É justamente por isso que as recentes mudanças anunciadas pela FAPESP para as Bolsas Estágio de Pesquisa no Exterior (BEPE) provocaram tanta reação na comunidade acadêmica. A modalidade permite que bolsistas realizem parte de sua formação em instituições de pesquisa fora do Brasil, mas as novas regras restringem as condições de acesso e permanência nesse tipo de experiência. É tudo uma grande contradição que já existe na formação científica brasileira desde a época que se extinguiu o Ciência Sem Fonteiras. Ao mesmo tempo em que somos incentivados (e cobrados) a construir carreiras cada vez mais internacionalizadas, as oportunidades financiadas para fazer justamente isso se tornam mais restritas.
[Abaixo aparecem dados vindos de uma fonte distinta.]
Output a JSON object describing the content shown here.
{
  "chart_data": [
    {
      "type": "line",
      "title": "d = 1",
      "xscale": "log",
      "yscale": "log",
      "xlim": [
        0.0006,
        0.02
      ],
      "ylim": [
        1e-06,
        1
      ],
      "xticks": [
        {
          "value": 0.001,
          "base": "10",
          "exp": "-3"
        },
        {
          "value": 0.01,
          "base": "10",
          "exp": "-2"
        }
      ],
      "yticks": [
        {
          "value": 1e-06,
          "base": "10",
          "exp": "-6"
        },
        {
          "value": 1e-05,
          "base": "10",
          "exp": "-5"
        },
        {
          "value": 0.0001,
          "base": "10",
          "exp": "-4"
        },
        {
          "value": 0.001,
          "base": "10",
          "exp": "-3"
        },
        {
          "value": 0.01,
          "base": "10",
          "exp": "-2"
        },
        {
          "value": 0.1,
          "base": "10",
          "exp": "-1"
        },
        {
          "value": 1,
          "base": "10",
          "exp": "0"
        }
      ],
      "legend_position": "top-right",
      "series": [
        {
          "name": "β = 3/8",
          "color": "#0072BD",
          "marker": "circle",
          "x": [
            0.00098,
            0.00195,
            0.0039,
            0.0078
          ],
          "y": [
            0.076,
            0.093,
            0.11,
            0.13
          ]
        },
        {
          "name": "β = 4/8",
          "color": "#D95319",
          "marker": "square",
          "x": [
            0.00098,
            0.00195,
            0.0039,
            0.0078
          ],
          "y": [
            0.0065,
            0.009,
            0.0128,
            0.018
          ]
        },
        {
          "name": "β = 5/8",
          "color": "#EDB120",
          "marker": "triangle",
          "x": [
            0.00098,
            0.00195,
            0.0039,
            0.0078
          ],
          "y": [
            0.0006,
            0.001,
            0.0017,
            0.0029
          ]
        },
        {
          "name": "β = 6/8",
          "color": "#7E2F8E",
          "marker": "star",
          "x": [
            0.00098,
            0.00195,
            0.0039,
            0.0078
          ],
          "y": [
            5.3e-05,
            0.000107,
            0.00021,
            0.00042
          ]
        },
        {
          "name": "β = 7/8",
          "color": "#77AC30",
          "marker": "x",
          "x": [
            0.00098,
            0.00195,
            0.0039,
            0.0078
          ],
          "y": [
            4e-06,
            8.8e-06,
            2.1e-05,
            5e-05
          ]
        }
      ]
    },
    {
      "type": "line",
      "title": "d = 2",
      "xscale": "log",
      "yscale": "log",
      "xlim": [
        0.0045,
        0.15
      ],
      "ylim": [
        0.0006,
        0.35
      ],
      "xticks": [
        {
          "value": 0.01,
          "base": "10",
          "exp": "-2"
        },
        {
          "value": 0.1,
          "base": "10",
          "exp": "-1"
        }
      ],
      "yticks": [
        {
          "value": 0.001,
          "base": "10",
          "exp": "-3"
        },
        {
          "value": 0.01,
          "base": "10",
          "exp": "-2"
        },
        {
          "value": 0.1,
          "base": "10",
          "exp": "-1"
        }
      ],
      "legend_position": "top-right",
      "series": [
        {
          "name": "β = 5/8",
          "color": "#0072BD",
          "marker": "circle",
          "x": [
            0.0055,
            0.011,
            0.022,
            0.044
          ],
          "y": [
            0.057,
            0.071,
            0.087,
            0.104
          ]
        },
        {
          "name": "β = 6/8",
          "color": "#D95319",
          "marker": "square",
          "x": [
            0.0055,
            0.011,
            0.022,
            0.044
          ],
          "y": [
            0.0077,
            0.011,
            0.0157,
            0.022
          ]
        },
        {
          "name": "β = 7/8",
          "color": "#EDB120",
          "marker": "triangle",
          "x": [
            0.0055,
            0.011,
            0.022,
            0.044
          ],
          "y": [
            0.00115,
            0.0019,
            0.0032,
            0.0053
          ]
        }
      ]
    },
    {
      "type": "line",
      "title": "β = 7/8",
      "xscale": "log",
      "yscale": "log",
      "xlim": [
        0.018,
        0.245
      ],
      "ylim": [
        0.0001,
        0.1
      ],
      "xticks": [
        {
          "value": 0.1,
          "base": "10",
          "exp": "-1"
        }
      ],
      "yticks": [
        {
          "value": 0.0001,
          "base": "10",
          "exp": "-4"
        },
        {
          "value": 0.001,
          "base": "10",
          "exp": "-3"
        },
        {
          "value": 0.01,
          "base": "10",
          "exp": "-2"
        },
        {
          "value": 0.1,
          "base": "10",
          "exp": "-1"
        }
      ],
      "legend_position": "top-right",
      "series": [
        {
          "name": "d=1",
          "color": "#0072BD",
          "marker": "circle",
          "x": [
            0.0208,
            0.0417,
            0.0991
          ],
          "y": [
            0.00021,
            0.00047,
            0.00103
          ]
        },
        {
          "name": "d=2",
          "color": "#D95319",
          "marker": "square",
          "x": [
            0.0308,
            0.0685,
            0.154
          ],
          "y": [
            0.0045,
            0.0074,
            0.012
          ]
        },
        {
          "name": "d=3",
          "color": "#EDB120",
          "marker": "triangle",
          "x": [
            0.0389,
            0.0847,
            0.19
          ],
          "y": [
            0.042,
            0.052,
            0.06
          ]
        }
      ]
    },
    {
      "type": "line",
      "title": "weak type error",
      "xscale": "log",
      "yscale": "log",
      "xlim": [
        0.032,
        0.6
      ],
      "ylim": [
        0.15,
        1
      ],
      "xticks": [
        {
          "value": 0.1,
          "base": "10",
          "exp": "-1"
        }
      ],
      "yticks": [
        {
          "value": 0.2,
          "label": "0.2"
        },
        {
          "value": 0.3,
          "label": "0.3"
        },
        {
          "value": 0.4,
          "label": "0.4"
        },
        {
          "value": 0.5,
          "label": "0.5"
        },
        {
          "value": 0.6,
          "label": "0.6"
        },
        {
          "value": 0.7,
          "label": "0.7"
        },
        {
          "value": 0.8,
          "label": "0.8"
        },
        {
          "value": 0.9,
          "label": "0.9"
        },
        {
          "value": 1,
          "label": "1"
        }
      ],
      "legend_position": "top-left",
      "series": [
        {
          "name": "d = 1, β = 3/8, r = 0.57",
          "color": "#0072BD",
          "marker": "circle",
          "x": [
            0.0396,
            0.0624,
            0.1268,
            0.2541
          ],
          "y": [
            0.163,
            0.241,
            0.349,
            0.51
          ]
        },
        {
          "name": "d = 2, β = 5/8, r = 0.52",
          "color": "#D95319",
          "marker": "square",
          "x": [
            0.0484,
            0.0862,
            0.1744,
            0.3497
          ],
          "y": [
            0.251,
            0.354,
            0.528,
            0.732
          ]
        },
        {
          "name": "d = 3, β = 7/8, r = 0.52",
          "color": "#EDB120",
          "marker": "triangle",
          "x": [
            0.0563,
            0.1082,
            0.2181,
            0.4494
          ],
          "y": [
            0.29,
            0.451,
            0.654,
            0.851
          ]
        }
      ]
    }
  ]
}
Já se foi a época em que “ir para o exterior” era um diferencial no currículo de alguém. O próprio sistema científico acadêmico estimula colaborações internacionais e valoriza essas experiências em diferentes etapas da carreira. As expectativas decolam: “publique mais!” “colabore mais!” “apresente mais!” “internacionalize mais!”, enquanto algumas das oportunidades disponíveis para alcançá-las parecem diminuir. Quem consegue pagar visto, passagem, moradia, seguro, alimentação, taxas e meses de permanência em outro país com recursos próprios? Se a resposta for “quem quer dá um jeito”, não estaremos selecionando apenas quem tem competência e ***mérito*** para competir. Estaremos, em alguma medida, selecionando também quem con$egue pagar para competir.
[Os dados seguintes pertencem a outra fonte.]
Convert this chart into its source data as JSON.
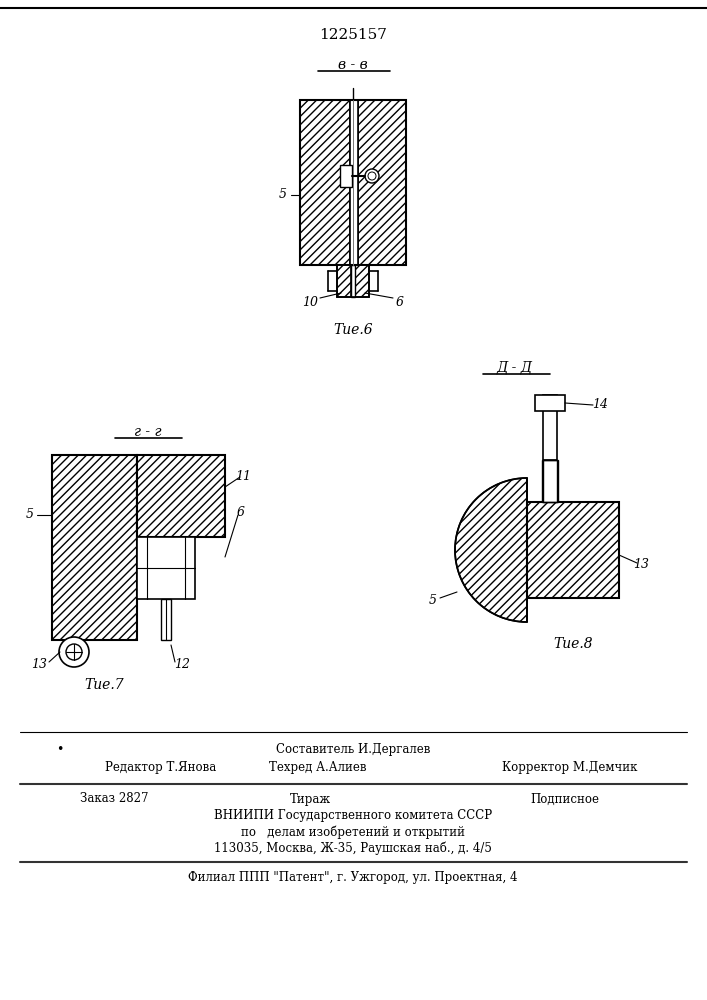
{
  "patent_number": "1225157",
  "section_label_bb": "в - в",
  "section_label_gg": "г - г",
  "section_label_dd": "Д - Д",
  "fig6_label": "Τие.6",
  "fig7_label": "Τие.7",
  "fig8_label": "Τие.8",
  "footer_line1_left": "•",
  "footer_line1_center": "Составитель И.Дергалев",
  "footer_line2_left": "Редактор Т.Янова",
  "footer_line2_center": "Техред А.Алиев",
  "footer_line2_right": "Корректор М.Демчик",
  "footer_order": "Заказ 2827",
  "footer_tirazh": "Тираж",
  "footer_podpisnoe": "Подписное",
  "footer_vniiipi": "ВНИИПИ Государственного комитета СССР",
  "footer_po": "по   делам изобретений и открытий",
  "footer_address": "113035, Москва, Ж-35, Раушская наб., д. 4/5",
  "footer_filial": "Филиал ППП \"Патент\", г. Ужгород, ул. Проектная, 4",
  "hatch_color": "#888888",
  "line_color": "#000000",
  "bg_color": "#ffffff",
  "text_color": "#000000"
}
Essa discussão é o cerne de quem defende uma ciência verdadeiramente diversa. Se queremos proporcionar acesso a espaços de pessoas das mais diversas realidades socioeconômicas, de gênero e etnia à espaços de liderança e de voz, não basta comemorar apenas quando elas atravessam a porta da universidade. É preciso garantir condições para que consigam construir as carreiras que depois serão exigidas delas. Financiar uma jovem pesquisadora não significa apenas investir em uma conquista no Linkedin ou um tópico do Lattes. Significa formar alguém que poderá trazer novas técnicas, estabelecer redes de pesquisa, formar outras pessoas e produzir conhecimento que retorna à sociedade. A Ciência é feita por muitas mãos. Reconhecer esse trabalho e garantir condições para que ele continue não é caridade. É política pública.

Giovanna é bióloga pela Universidade Federal de Santa Catarina e Mestra em Oceanografia pela mesma instituição. Vive o melhor dos mundos seco e sub, conciliando a carreira acadêmica com a de instrutora de mergulho. Atualmente se dedica ao Doutorado no Instituto Oceanográfico da USP e estuda os efeitos das mudanças climáticas em ambientes coralinos do Atlântico Sul. É coordenadora assistente do maior programa de monitoramento de branqueamento de corais do Brasil realizado pela Rede de Pesquisa do Projeto Coral Vivo.